FIXPIPE Writeback Model¶
FIXPIPE is the cube core's dedicated writeback / post-processing pipeline. It moves L0C accumulator results out to L1, UB, or GM while applying the layout conversion (NZ → ND) required by the destination, plus optional dequantization / scale / clip / activation post-processing.
This page describes the FIXPIPE addressing model used by the three writeback ops:
pto.mte_l0c_l1— L0C → L1pto.mte_l0c_gm— L0C → GMpto.mte_l0c_ub— L0C → UB
Source Layout¶
The L0C source tile is laid out as N1 M1 M0 N0 (FRACTAL_NZ: col-major outer, row-major inner). FIXPIPE addresses one M-row of results at a time and emits them in the destination memory's natural order.
NZ → ND Conversion at Writeback¶
For each cube fragment in L0C, FIXPIPE applies:
C_nz[n1][m1][m0][n0] --> C_nd[m1*M0 + m0][n1*N0 + n0]
The conversion is fused with the writeback — no separate explicit transpose step is required. Destination strides are expressed in ND coordinates on the FIXPIPE op.

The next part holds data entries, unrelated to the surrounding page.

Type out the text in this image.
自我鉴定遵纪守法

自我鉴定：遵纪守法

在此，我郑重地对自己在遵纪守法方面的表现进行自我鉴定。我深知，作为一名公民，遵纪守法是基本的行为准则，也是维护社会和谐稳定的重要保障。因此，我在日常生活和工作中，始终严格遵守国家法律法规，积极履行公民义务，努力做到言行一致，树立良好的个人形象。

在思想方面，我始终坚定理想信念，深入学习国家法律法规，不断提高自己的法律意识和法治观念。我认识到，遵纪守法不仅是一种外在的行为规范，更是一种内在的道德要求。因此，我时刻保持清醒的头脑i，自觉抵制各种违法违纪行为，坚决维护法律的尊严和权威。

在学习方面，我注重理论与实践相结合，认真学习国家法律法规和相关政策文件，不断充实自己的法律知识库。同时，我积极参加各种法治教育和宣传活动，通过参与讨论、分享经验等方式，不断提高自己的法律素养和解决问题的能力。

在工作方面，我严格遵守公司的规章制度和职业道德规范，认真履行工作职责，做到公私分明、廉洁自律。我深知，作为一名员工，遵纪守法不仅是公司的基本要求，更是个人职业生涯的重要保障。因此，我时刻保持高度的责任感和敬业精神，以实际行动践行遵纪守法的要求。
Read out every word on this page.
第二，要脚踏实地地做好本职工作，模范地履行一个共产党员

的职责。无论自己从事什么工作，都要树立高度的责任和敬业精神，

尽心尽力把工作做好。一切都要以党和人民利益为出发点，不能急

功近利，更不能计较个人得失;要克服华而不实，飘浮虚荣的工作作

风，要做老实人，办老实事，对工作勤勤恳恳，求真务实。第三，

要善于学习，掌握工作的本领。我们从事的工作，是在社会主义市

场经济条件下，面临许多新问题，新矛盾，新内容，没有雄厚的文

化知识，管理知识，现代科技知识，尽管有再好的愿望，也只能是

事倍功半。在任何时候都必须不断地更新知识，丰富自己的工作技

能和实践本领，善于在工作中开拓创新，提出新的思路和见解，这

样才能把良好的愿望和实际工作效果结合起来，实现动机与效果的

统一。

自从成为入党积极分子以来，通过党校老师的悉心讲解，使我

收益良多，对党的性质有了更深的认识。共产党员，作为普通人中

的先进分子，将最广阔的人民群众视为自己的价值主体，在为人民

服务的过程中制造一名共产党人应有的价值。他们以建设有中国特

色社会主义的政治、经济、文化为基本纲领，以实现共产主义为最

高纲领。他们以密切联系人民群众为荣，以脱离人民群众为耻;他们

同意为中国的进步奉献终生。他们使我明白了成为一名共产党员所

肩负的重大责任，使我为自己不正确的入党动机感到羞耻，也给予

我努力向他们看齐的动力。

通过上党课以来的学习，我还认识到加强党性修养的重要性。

Dual-Destination Broadcast (1 → 2 Cube-to-Vector)¶
When the FIXPIPE destination is a Vector block UB, the cube can simultaneously broadcast to both AIV0 and AIV1 UB regions via the dedicated on-chip data path, with the tile split either along the row axis (DualModeSplitM) or the column axis (DualModeSplitN):
| Split | AIV0 receives | AIV1 receives |
|---|---|---|
| Split-M (rows) | Upper [M/2, N] in ND |
Lower [M/2, N] in ND |
| Split-N (cols) | Left [M, N/2] in ND |
Right [M, N/2] in ND |
This 1→2 broadcast with in-hardware tile split is the architectural basis for 1:2 Cube-to-Vector tile distribution and is selected as an attribute on pto.mte_l0c_ub.
Burst / Loop Model¶
Like the scalar DMA and cube data-movement ops, FIXPIPE writeback uses the grouped nburst(...) / loop(...) clause form to express row-stride and outer-stride repetition without external configuration registers.
Post-Processing Hooks¶
FIXPIPE optionally applies the following post-processing along the writeback path, configured via clauses or auxiliary FB payload loaded by pto.mte_l1_fb:
- Dequantization (per-channel scale / zero-point)
- Clip / saturate to destination element-type range
- Activation (ReLU / clipped linear, target-defined)
Per-op pages document which post-processing clauses each pto.mte_l0c_* variant accepts.
Synchronization Around FIXPIPE¶
FIXP is one of the four AIC-side issue queues (alongside MTE2, MTE1, CUBE). The standard producer / consumer chain is:
CUBE (pto.mad*) --set_flag(CUBE -> FIXP)--> FIXP (pto.mte_l0c_*) --> L1 / UB / GM
After a pto.mad* finishes a tile in L0C, the producer must set_flag from PIPE_CUBE to PIPE_FIXP (using one of the configured event IDs); the FIXPIPE consumer issues a matching wait_flag before issuing pto.mte_l0c_* against the same L0C tile. Failure to synchronize results in a read of in-flight L0C state and is a verifier error.